Decisão de suspender greve gera confusão entre professores em São Paulo

SÃO PAULO - Após decisão da diretoria do Sindicato dos Professores do Ensino Oficial do Estado de São Paulo (Apeoesp) de suspender a greve até a próxima terça-feira, professores presentes na assembléia que aconteceu na praça da República entraram em conflito com os diretores. Os docentes alegaram que a maioria votou pela continuidade da greve e desconsideraram a decisão da presidente do sindicato, Maria Izabel Azevedo Noronha, de suspender a greve. Os professores iniciaram um empurra-empurra no local e tentaramm bloquear a saída de Maria Izabel do carro de som, que foi transformado em palanque.

Carolina Garcia, do Último Segundo |

AE/Evelson de Freitas
Professor protesta na praça da República

A decisão de suspender a greve foi votada em assembléia após um acordo firmado, sob condições, nesta sexta-feira entre a diretoria da Apeoesp e a Secretaria da Educação do Estado, em audiência do Tribunal Regional do Trabalho da 2ª Região (TRT-SP).
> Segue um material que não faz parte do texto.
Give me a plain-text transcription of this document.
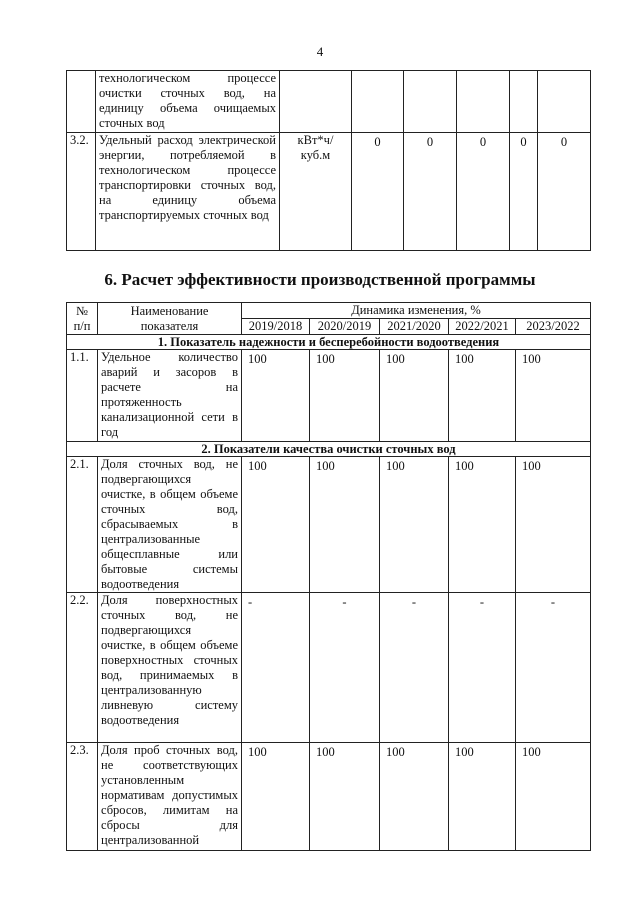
4
	технологическом процессе очистки сточных вод, на единицу объема очищаемых сточных вод						
3.2.	Удельный расход электрической энергии, потребляемой в технологическом процессе транспортировки сточных вод, на единицу объема транспортируемых сточных вод	кВт*ч/ куб.м	0	0	0	0	0
6. Расчет эффективности производственной программы
№ п/п	Наименование показателя	Динамика изменения, %				
		2019/2018	2020/2019	2021/2020	2022/2021	2023/2022
1. Показатель надежности и бесперебойности водоотведения						
1.1.	Удельное количество аварий и засоров в расчете на протяженность канализационной сети в год	100	100	100	100	100
2. Показатели качества очистки сточных вод						
2.1.	Доля сточных вод, не подвергающихся очистке, в общем объеме сточных вод, сбрасываемых в централизованные общесплавные или бытовые системы водоотведения	100	100	100	100	100
2.2.	Доля поверхностных сточных вод, не подвергающихся очистке, в общем объеме поверхностных сточных вод, принимаемых в централизованную ливневую систему водоотведения	-	-	-	-	-
2.3.	Доля проб сточных вод, не соответствующих установленным нормативам допустимых сбросов, лимитам на сбросы для централизованной	100	100	100	100	100
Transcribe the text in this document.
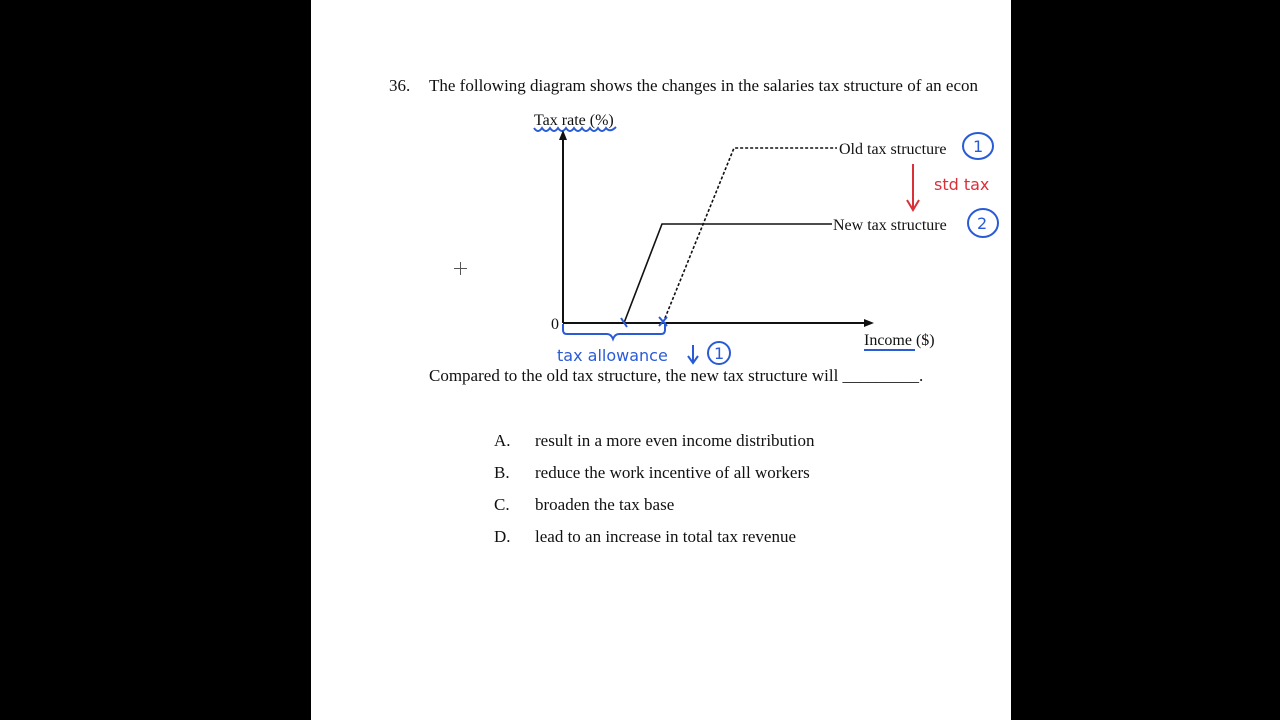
36. The following diagram shows the changes in the salaries tax structure of an econ
Tax rate (%)
0
Income ($)
Old tax structure
New tax structure
1
2
std tax
tax allowance	1
Compared to the old tax structure, the new tax structure will _________.
A. result in a more even income distribution
B. reduce the work incentive of all workers
C. broaden the tax base
D. lead to an increase in total tax revenue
Para encerrar a paralisação, os trabalhadores exigem o pagamento pelos dias em greve e um calendário para reposição das aulas. De acordo com a Apeoesp, está entre as exigências ainda a abertura de negociação sobre o decreto.

A secretaria confirma o entendimento, no entanto, informa que não há mudança na determinação de transferência de professores e entende a greve como "finalizada".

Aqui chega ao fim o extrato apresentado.